6 tips for optimising antibiotic use
Seeking to combat the threat of antibiotic resistance, researchers from the University of Leicester have provided a set of recommendations about how to address the overuse of antibiotics in health care.
The research, led by Dr Carolyn Tarrant and published in the journal Clinical Microbiology and Infection, highlights how the global problem of antibiotic resistance can be overlooked in favour of more immediate concerns, including the consequences of missing a serious infection. It includes six simple tips for a coordinated approach to optimising antibiotic use:
- Access to antibiotics should be carefully regulated.
- The immediacy of the problem of resistance should be emphasised.
- Rules for antibiotic prescribing should be made collectively, with involvement of clinicians and patients.
- Doctors’ prescribing behaviour should be monitored and fed back to them.
- Reputational incentives and sanctions should be introduced.
- Perverse incentives that drive overuse should be addressed.
“Rather than expecting individual doctors to bear the responsibility for reducing their prescribing to protect antibiotics for the future, our research argues that we should use more collective approaches,” Dr Tarrant said. “This means establishing consensus rules for antibiotic use, sharing data on prescribing and using public reputation as a way of encouraging good prescribing practice.
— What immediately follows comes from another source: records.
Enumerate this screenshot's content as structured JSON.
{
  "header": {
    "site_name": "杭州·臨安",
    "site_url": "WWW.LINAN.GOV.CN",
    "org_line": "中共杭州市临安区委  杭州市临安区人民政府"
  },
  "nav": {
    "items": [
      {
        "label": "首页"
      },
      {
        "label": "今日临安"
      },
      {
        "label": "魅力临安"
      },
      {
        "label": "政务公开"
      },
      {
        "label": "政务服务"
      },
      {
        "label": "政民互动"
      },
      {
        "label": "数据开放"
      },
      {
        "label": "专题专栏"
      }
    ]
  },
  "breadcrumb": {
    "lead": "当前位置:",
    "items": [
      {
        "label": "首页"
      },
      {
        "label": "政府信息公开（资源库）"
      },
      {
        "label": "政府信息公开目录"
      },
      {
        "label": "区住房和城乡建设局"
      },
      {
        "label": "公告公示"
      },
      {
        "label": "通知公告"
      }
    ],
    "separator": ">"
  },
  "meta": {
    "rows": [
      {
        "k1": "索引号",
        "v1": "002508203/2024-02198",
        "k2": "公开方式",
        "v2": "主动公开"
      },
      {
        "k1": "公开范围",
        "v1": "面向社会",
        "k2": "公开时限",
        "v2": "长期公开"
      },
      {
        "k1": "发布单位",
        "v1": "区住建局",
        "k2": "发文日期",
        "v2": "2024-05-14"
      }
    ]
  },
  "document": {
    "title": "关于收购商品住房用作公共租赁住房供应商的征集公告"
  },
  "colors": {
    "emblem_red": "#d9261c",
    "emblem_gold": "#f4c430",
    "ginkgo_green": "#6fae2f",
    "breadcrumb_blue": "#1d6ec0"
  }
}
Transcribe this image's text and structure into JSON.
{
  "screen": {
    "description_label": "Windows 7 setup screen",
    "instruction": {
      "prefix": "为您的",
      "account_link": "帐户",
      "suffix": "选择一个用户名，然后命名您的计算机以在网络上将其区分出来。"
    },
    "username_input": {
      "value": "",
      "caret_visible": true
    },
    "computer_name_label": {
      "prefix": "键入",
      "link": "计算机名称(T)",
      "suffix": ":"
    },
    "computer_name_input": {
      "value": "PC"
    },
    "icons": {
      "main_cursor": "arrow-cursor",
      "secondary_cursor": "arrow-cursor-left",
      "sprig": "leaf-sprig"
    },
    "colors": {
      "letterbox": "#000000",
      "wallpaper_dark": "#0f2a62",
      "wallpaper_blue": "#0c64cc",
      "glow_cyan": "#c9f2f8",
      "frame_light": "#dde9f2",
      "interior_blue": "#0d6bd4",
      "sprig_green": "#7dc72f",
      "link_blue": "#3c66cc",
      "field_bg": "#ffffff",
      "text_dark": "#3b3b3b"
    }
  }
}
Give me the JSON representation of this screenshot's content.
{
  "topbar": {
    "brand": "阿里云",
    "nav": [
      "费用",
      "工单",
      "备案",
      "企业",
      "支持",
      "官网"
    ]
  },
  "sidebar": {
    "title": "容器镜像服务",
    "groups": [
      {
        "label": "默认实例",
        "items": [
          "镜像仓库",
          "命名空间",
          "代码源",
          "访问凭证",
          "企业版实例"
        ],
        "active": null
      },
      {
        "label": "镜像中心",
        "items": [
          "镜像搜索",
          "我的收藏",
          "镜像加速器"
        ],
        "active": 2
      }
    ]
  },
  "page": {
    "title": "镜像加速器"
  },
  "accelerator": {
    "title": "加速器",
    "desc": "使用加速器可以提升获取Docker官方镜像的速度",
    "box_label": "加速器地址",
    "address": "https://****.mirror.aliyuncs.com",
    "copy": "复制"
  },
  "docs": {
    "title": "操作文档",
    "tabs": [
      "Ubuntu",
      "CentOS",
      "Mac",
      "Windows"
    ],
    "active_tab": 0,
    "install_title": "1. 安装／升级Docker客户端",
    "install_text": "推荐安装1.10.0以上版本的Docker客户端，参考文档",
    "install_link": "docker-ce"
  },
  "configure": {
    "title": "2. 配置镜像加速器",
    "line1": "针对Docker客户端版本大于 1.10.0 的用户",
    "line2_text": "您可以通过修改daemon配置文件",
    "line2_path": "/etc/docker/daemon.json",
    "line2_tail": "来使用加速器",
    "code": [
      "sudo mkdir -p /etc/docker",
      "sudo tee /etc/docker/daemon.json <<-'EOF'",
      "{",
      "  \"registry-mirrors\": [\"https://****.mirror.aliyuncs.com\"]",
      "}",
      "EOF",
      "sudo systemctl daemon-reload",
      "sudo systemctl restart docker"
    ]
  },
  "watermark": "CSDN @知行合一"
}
“Current approaches to reducing antibiotic overuse tend to focus on the behaviour of individual prescribers, but our research identifies the need for coordinated action across whole communities of prescribers.”
Dr Eva Krockow, a co-author on the study, added, “Often it’s hard to tell whether patients have bacterial infections and need antibiotic treatment. Under circumstances of uncertainty, doctors worry about missing an infection and the patient deteriorating; to be safe, they err on the side of overprescribing.
“This means that doctors sometimes prescribe antibiotics when they aren’t helpful — in cases of viral infections such as colds — or when they aren’t necessary — in cases where a bacterial infection may clear on its own. This seems rational on an individual level, but leads to an overall outcome of reduced antibiotic effectiveness.”
In a linked publication, led by Professor Andrew Colman and published in the journal PLOS ONE, the researchers provide the grounding for these recommendations. They prove that the choices doctors face when deciding to prescribe an antibiotic take the form of a tragedy of the commons dilemma — where individual decisions to overuse antibiotics may provide the best short-term outcome for individual doctors and their patients, but the overall outcome of loss of antibiotic effectiveness through overuse is collectively worse for all.
“If doctors behave perfectly rationally, always acting in the interests of their patients, the inevitable result will be bad for them and their patients,” Professor Colman said. “Unless appropriate steps are taken, antibiotic prescribing will be increased until they are no longer effective.
“Solutions to this type of problem involve collective commitment to common goals and cooperation between those using the shared resource.”